Patients with medium to large varices should be placed on a beta-blocker with a goal resting heart rate of 50 to 60 beats per minute to reduce the risk of bleeding.


Those who have small varices at the initial screening should have repeat EGD after 1 year to assess for growth; those who do not have varices at the initial screening should have repeat EGD in 2 to 3 years.


Lifestyle modifications, including discontinuing alcohol use and maintaining a healthy weight, will help.


QUESTIONS & ANSWERS

1. Mr. Smith is a 60-year-old male with a history of alcohol abuse. He presents to the clinic after having an ultrasound and abdominal CT scan with findings suggestive of liver cirrhosis and splenomegaly. He asks when he should be screened for the dilated veins he read about online. The correct answer is

a. In 1 year
b. After he has symptoms of GI bleeding, including melena and hematemesis
c. As soon as possible
d. He does not require screening

Answer: c

Explanation: Mr. Smith has a new diagnosis of cirrhosis and has demonstrated portal hypertension as he has splenomegaly. He should have an EGD screening as soon as possible. If grade II or greater varices are discovered, prophylaxis with a beta-blocker will be necessary.

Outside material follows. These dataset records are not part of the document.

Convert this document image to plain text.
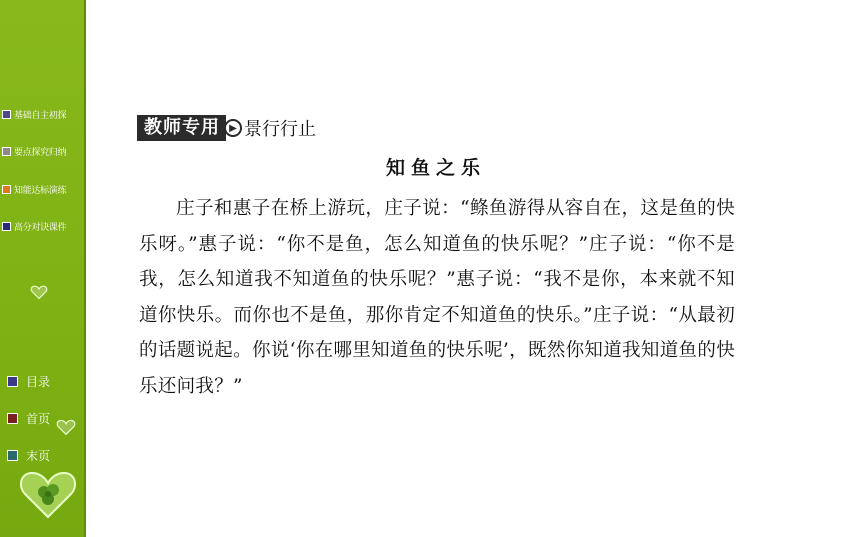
基础自主初探
要点探究归纳
知能达标演练
高分对诀课件
目录
首页
末页
教师专用 ▶ 景行行止
知鱼之乐

庄子和惠子在桥上游玩，庄子说：“鲦鱼游得从容自在，这是鱼的快乐呀。”惠子说：“你不是鱼，怎么知道鱼的快乐呢？”庄子说：“你不是我，怎么知道我不知道鱼的快乐呢？”惠子说：“我不是你，本来就不知道你快乐。而你也不是鱼，那你肯定不知道鱼的快乐。”庄子说：“从最初的话题说起。你说‘你在哪里知道鱼的快乐呢’，既然你知道我知道鱼的快乐还问我？”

2. Mrs. Jones is a 48-year-old female with a history of cirrhosis secondary to hepatitis C who presents to the emergency department complaining of melena for the past 2 days. Her hemoglobin level is 8.5 g/dL, down from a baseline of 10 g/dL. She received a diagnosis of grade I varices in the past. Which of the following should her treatment include?

a. Octreotide and PPI drip with antibiotics
b. Emergent EGD for possible banding or sclerotherapy of bleeding varices
c. Aggressive resuscitation with two units of packed red blood cells (pRBCs) and IV fluids
d. A and B
e. All of the above

Answer: d

Explanation: Aggressive resuscitation 
should be avoided in patients with esophageal varices, as this can lead to increased portal pressure and, therefore, continued or new GI bleeding. Patients should not be transfused with pRBCs beyond a hemoglobin level of 8 g/dL, and IV fluids should be used with caution.